The fact that just learning to touch type in any layout is what contributes to the speed is probably right. But then again, my experience is that speed is primarily a function of practice and much less of technique. I remember reading some AMAs by someone who types at 200+WPM and they mentioned that they use QWERTY and they don't touch type.
Speed is not important in typing goals at all. What maters is ability to delegate a typing routine out of your consciousness. No peeking, no misusing pinkies, no caring about WPM, no mismatching keys from different layouts. You should always prefer to put all of your 10 fingers on the keyboard even if all you need is to type one letter, even being interrupted from sleep, because you should understand that touchtyping is faster than hunt-and-peck even in one-button case.
You either can input your password using touchtyping or not.

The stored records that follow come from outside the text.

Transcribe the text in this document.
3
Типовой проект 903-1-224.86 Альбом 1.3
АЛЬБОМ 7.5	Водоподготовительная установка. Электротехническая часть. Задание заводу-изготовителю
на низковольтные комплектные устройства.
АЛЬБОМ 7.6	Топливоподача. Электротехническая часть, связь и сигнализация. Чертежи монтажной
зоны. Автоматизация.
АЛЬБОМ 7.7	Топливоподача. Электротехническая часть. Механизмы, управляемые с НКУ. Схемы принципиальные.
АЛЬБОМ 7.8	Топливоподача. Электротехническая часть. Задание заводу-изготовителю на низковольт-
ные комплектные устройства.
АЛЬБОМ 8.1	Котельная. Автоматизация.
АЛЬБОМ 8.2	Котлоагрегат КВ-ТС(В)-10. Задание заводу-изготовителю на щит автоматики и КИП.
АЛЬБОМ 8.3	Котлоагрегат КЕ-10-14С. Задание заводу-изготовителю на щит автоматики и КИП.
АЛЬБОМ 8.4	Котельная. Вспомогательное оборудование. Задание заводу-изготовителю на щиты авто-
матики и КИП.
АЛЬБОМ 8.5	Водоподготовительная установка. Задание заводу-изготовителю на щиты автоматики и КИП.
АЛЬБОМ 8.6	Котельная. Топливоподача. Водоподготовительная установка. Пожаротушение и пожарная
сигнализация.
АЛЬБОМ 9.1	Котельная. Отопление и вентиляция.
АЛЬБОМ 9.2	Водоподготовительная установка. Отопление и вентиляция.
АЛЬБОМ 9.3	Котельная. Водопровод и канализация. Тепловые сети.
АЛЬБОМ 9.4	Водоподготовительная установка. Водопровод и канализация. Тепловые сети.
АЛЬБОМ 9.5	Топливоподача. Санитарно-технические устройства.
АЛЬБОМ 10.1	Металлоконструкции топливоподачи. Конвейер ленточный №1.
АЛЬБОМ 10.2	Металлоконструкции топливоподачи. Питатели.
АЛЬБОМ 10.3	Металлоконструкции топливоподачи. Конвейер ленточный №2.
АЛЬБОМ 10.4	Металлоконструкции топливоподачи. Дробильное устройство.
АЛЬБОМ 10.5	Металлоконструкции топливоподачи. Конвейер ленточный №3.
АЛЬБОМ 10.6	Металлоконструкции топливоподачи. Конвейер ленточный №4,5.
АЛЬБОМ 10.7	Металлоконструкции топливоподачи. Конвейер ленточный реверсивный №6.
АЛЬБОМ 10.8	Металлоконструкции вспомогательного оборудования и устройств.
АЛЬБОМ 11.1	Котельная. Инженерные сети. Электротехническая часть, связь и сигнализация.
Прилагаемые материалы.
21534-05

If you have achieved touchtyping on any layout, no switching helps you to decrease cognitive hardness. Touchtyping should be done in youth, so if you are not cosplaying some idiots you should devote your brain cells to the proper layout at once.
in case you don't know, there's back and made by incase. The first manufacturing run completely sold out I think, it's backordered until sep 2026. The matias is... not a good replacement, see https://news.ycombinator.com/item?id=46388976
I cannot fathom all my collegues who still use non ergo keyboards and mice...
Going to such a different form factor feels enough like relearning to type that I found it also to be a good time to learn a better layout than qwerty.
I use my own layout called hubris:
This said, it is nothing exotic, the M3 m9448A is the number for rubber feets. It just difficult to buy it a non-industrial amount.
For most of the last 20 years I've been on Kinesis boards. First a regular Ergo, and then starting about 6 months ago their new Advantage 360, which is a definite improvement.
No keyboard since has ever matched that level of responsiveness and tactile feel. The downside is just that it was so loud. Now that everything is open floorplans I wouldn't use one even if I still had one.
Can type on it for days. I bought a few just in case :)
Can I get a full layout keyboard, split, wired, with a trackball, in a single board. Or is that too much to ask?
Meanwhile, Keychron Q10 is the best
Edit: on second thought, I guess some people might not like the low switches?
Shoutout to the IV Works AV3/AV4 and the Evoluent vertical mouse for helping stave off surgery for another 6 years (and counting).
Less keys (3x6) and lower profile is even nicer for ergonomics, for me at least, but does require a bit more of mental gymnastics for layers. well worth it IMHO.
I keep a Ducky One 3 with silent red switches at work because I am not a sociopath.
Maybe an electrical typewriter, but most normal typewriters feel nothing like any electronic keyboard, as you have to beat the crap out of the keys and hit them precisely in the center (or your finger would get stuck).